As companies make annual contributions to an ESOP over time, shares held as collateral against the outstanding balance of the ESOP’s loan are released to participants. The allocation of shares to participant accounts is based on the formula dictated in the ESOP’s plan document. The plan document also governs eligibility for employee participation in the ESOP, vesting requirements, diversification rights, and the company’s distribution policies upon an employee’s retirement, death, disability, and employment termination.
In general, when an ESOP participant is eligible for a distribution payment, the company, or the ESOP, will repurchase that person’s vested shares in exchange for a lump sum payment or installment payments over a period of years. The value of the vested shares is established annually by the ESOP’s trustee with the assistance of an independent valuation advisor.

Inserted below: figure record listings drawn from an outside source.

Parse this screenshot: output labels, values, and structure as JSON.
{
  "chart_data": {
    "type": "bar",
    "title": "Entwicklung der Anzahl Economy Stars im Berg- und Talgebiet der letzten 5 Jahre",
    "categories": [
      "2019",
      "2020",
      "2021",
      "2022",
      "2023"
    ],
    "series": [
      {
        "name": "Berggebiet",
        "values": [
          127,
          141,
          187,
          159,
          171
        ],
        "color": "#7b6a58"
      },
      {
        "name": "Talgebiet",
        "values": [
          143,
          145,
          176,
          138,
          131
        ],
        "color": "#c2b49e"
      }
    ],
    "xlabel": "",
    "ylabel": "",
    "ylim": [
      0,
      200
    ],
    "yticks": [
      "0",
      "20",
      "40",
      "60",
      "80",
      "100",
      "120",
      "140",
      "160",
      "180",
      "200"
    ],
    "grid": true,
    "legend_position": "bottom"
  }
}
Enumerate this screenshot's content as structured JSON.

When will you receive funds?
Provisions in the ESOP plan document will stipulate when payments will be made based on the event forcing a distribution. In other words, a participant eligible for a distribution due to death or disability may receive funds during the next distribution period, whereas a participant eligible for a distribution due to non-retirement employment termination may be subject to a waiting period.

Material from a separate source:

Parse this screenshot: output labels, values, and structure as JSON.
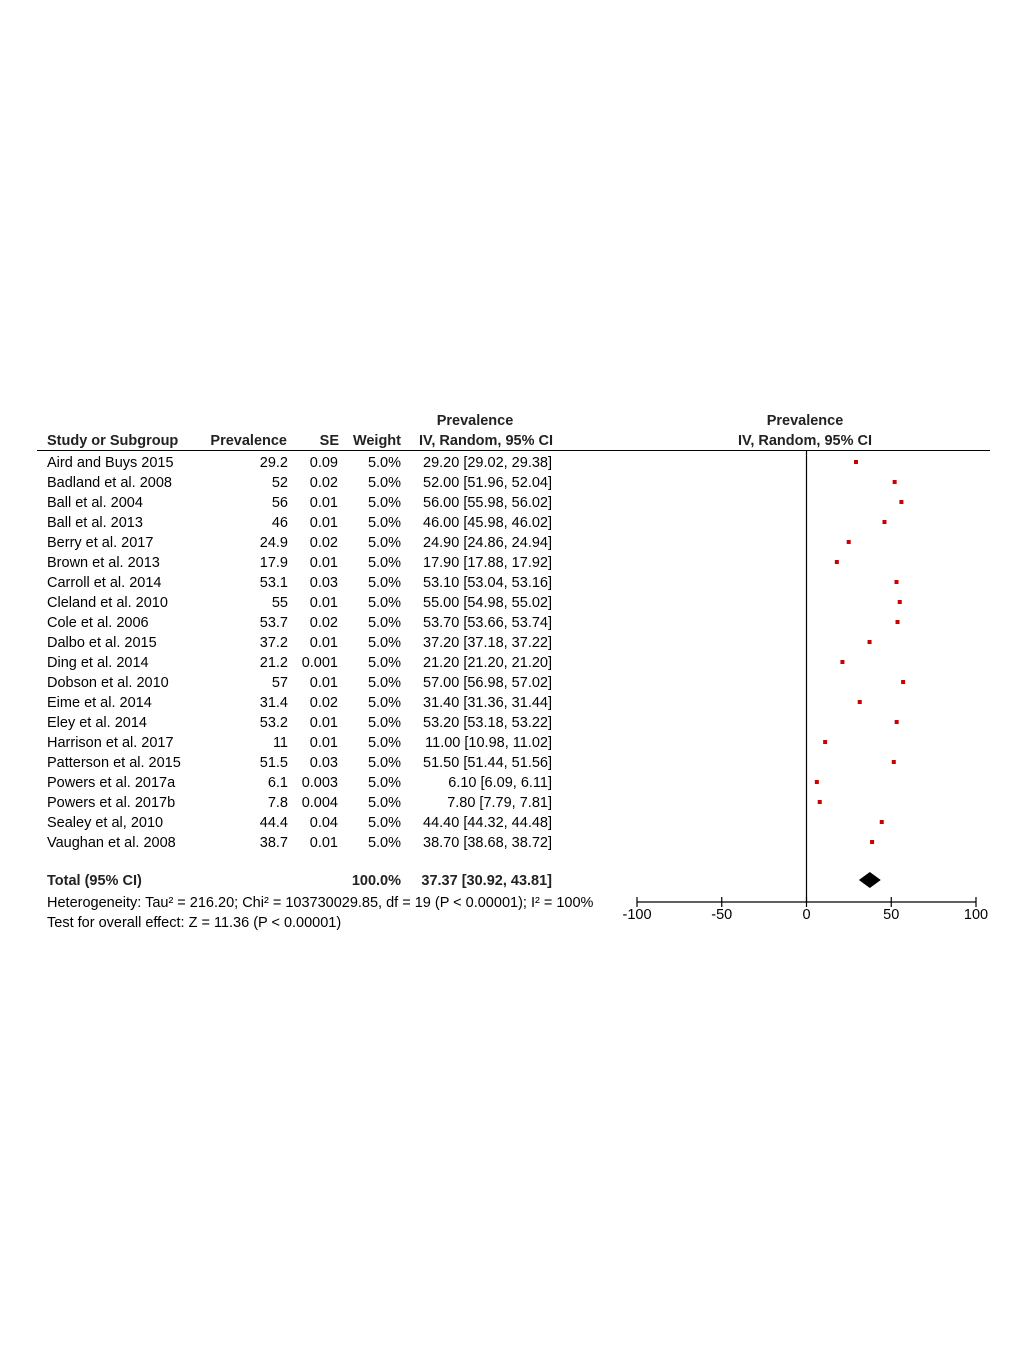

An ESOP participant can elect to receive their distribution payment in cash (and pay ordinary income taxes), or have the proceeds rolled over directly into another qualified retirement plan (e.g., a traditional IRA, or another company’s 401(k) plan). Funds rolled over into another qualified retirement plan continue to grow tax deferred. Taxes would be due and payable at ordinary income tax rates at the time of the eventual funds withdrawal from the qualified retirement plan holding the assets.